I, for One, Welcome Our Animated Overlords.

Kang? Is that you?It took eighteen years, innumerable rewrites and at least one spider-pig, but it’s all been worth it: “The Simpsons Movie” opens today, and I am firmly in its corner.

Oh, and there are some other movies opening, too:

Mon Mellieur Ami“: Highbrow French director Patrice Leconte — maker of such marvelous meditations on fate as “Girl on the Bridge” and “Man on the Train” — tries his hand at a conventional relationship picture, and ends up making one of the year’s most intriguingly off-rhythm films.

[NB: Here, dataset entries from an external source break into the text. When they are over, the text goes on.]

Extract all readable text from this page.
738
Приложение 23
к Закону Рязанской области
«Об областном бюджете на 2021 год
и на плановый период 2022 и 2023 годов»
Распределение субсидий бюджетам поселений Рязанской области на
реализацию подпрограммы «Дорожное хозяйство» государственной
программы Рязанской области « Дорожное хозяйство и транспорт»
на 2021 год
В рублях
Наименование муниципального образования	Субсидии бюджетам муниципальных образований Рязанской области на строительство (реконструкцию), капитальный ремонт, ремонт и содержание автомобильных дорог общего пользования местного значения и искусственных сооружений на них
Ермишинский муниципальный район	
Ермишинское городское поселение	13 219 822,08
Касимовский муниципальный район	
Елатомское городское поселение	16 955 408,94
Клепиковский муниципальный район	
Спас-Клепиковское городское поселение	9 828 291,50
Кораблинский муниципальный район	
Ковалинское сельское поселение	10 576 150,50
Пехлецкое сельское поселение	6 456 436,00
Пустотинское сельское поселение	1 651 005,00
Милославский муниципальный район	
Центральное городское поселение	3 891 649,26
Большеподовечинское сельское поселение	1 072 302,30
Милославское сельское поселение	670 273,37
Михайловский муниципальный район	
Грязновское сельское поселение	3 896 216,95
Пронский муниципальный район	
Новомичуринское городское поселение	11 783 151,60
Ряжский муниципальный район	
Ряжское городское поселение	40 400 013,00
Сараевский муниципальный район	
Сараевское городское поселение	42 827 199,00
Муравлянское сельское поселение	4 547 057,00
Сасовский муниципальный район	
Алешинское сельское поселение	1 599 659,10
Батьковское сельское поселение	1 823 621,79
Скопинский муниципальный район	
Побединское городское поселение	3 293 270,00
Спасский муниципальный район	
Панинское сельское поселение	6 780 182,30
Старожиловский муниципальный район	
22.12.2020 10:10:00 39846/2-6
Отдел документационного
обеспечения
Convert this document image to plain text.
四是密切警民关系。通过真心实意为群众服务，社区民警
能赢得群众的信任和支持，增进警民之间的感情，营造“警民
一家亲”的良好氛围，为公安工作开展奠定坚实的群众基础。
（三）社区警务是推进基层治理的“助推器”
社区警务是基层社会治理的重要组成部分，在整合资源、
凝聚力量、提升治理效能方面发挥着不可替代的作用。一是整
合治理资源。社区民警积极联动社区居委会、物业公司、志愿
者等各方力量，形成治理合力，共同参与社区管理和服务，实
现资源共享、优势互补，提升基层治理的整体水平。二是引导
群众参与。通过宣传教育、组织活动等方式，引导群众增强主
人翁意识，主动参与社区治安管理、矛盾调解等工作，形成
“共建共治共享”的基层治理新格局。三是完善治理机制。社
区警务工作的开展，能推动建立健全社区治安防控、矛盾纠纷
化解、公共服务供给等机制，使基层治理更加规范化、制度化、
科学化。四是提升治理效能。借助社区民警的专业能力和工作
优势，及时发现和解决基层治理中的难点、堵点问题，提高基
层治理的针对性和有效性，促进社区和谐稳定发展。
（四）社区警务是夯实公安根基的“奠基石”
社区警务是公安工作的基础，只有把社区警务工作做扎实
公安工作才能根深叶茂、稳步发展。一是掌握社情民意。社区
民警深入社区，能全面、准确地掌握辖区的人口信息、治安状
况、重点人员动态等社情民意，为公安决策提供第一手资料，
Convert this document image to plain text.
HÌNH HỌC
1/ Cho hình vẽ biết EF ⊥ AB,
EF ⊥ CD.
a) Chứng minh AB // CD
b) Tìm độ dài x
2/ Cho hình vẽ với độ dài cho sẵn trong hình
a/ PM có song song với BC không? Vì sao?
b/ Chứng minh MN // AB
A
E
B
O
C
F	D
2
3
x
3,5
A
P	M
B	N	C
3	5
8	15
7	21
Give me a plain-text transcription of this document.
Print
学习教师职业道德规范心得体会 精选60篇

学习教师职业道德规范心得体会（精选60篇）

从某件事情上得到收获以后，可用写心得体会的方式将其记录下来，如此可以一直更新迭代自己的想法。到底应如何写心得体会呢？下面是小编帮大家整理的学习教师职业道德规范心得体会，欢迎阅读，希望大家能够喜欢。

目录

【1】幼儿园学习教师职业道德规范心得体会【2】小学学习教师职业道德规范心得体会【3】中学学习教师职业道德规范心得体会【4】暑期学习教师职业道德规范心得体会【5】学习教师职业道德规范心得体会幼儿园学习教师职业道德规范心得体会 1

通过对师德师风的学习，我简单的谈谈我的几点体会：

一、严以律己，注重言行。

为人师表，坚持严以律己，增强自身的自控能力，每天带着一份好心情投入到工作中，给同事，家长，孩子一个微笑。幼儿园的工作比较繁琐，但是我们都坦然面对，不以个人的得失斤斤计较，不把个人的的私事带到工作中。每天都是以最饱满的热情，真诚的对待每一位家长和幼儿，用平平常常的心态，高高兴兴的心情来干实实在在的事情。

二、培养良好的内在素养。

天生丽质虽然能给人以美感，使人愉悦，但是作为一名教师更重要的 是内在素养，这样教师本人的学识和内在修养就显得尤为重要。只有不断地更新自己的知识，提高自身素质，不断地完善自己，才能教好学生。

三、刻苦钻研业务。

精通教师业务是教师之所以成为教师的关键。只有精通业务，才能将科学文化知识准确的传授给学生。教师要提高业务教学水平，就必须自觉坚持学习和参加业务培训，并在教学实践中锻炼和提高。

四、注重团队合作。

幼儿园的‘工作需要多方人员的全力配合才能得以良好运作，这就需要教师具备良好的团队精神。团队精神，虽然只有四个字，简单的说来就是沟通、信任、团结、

Is Daniel Auteuil socially awkward, or is he an asshole? Vous be the judge.

No Reservations“: Expectations were not high for this Manhattan remake of “Mostly Martha”; the trailer’s atrocious, and I haven’t thought much of Scott Hicks’ films since “Snow Falling on Cedars”, where the indignities of Japanese-American internment during World War II unfolded in what seemed like real time. But it’s watchable enough, thanks to Aaron Eckhart’s marvelous freestyle turn as the charming sous-chef who reawakens Catherine Zeta-Jones to the (predictable) joys of life, tiramisu and snogging.

Talk to Me“: A tremendously good rock and soul soundtrack, and the electric performance of Don Cheadle as cocksure Washington radio personality Petey Greene, gives the first two-thirds of Kasi Lemmons’ standard-issue biopic a marvelous bounce. But the script runs into a couple of brick walls when Petey’s career hits its zenith, and when the screenwriters decide to shift their focus to co-star Chiwetel Ejiofor, in the far less dynamic role of Greene’s manager and foil.

I have to see “I Know Who Killed Me” this afternoon, since Sony declined to screen it for the press. My instinct is to say their efforts to shield the movie from review would be better spent trying to protect Lohan from herself, but that doesn’t seem terribly funny right now.